We need climate cuisine now more than ever
Plus, must-make sustainable Thanksgiving desserts
Baking buds, I’m writing you a slightly unusual letter today. In the wake of the U.S. Presidential election two weeks ago, I want to zoom out from our dessert-snarfing day-to-day and talk about the why behind this climate-friendly baking newsletter.
My north star has always been a food system that contributes far less to climate change, is climate-resilient, prioritizes the health of eaters and farmworkers, and preserves food sovereignty and threatened food cultures. All signs from the first Trump presidency indicate that his second term will throw up major roadblocks in front of each of those goals.

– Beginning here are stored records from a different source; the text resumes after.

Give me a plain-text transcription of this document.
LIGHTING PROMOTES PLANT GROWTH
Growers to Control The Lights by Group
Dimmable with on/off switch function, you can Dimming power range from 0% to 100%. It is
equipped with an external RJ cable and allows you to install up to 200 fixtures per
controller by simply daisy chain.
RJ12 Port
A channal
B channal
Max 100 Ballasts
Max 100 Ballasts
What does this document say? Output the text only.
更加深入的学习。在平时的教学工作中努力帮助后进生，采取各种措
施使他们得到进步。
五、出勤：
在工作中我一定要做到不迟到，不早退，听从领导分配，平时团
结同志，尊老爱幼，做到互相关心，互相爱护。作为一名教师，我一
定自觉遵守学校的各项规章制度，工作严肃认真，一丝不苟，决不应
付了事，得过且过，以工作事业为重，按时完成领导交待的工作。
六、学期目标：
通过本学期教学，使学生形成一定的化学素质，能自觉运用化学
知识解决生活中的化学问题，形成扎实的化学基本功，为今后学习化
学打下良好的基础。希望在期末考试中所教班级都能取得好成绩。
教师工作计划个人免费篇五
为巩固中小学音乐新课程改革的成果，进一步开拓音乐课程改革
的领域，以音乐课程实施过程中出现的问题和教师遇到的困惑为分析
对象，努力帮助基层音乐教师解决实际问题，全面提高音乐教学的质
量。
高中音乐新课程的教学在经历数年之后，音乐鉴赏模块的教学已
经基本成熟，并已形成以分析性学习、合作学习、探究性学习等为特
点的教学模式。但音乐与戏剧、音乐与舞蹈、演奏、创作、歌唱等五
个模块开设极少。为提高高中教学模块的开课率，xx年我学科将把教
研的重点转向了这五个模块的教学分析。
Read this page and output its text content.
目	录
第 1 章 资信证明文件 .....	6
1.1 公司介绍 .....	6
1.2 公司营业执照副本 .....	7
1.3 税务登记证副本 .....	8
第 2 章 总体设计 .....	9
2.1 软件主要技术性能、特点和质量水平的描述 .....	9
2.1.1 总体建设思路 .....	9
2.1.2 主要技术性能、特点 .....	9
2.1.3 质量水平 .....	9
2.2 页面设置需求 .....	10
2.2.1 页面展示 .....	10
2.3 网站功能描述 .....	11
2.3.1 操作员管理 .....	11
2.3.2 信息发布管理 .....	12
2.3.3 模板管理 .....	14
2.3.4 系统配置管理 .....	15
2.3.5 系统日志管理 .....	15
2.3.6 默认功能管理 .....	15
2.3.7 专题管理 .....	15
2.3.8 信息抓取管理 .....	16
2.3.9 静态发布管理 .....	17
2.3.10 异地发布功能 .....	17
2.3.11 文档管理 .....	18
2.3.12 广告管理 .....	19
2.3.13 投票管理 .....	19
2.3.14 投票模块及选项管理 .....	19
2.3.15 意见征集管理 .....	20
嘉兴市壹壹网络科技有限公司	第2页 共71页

So as we face four years where federal policy is all but assured to fade away as a meaningful lever for sustainable food systems change in the U.S., another lever becomes that much more important: Culture. And the creation of a sustainable food culture is what we’re working to do in this newsletter, one canelé conelé and perennial butterscotch bar at a time.
My career choices over the past few years — to up and move to France for a year to go to pastry school, to report on climate cuisine, to begin plotting an eventual regenerative baking cookbook — have been predicated on a hunch that if sustainable eating becomes culturally popular on a wide scale, it can pave an easier path for transformative policies and business investments, on top of creating big environmental benefits through individual actions.
It starts with taste. Completely unsurprisingly, taste is a far more important factor for most people than sustainability when they make choices about what to eat. So I’ve always felt that to become a real force for change, climate cuisine needs a crazy-high culinary bar, where flavor is first and sustainability is just the cherry on top.
That’s why a big part of my backend work for this newsletter is a treasure hunt. I’m constantly scoping out bakery menus, new cookbooks, and Instagram for the most tantalizing treats that are also sustainable, like Lapita Sherbert’s sweet-and-sour-plum sherbert made with low-carbon soy milk, Beth Dooley’s chocolate butterscotch bar that’s made even butterscotch-ier because perennial Kernza flour comes by that flavor naturally, and @fremecraiche’s waste-not, canelé-flavored ice cream. I’m slowly getting a sense of the field of bakers and pastry chefs who are baking in these various sustainable ways; and I republish their recipes in tandem with interviews and stories as often as I can manage.
My hope is that any recipe I share here is a two-fer: A guide for those of us who already care deeply about the climate and want to bring that care into our cooking habits, and the kind of thing that, if pictured on the front of a collaborative climate cookbook or brought to a holiday party, could draw in a broader set of foodies and begin to change their eating habits by the power of dessert glam alone.
Cultural change starts from the pie plate up. And it starts anytime we have a chance to gather and share a climate-friendly treat. Just bake, slice, and — when inevitably asked to share the recipe — pass it on.
Start with a climate-friendly Thanksgiving dessert
I don’t know about you, but for Thanksgiving this year, I’ll be making Mary-Frances Heck’s fig and caramel nut tart. It’s as inspiring a reason as any I know to use up the gravely bits of walnuts and almonds that are perennially stashed in my freezer, instead of pitching them and adding to landfill emissions. By that same logic: If you have heavy cream that’s on its last legs, make Cassie Best’s clementine possets with cranberry compote. If you have a pumpkin that needs using, make Paris Starn’s sticky toffee pudding cake inside a pumpkin.
For a naturally plant-based pumpkin treat, make these air-fried pumpkin sesame mochi balls from the blog Herman At Home — they’re bite-sized studies in crisp-chewy contrast. And if you’re like me and believe that pies are better if they have strong tart energy, make Philip Khoury’s plant-based, sweet-potato-iest pie, which even uses sweet potato in the pastry dough and is crowned with filo leaves as delicate as the few still clinging to the trees in Brooklyn.
YES TO A REGENERATIVE BAKING COOKBOOK! As a food grower myself, this newsletter brings me so much joy to see the intersection between food and climate <3
Thank you so very much for sharing your 'why'! I love reading others' stories and their paths to working to improve the planet. I also love sharing them! Any chance you would consider speaking (virtually) to our group of AmeriCorps folks sometime about your journey? I know they'd be fascinated!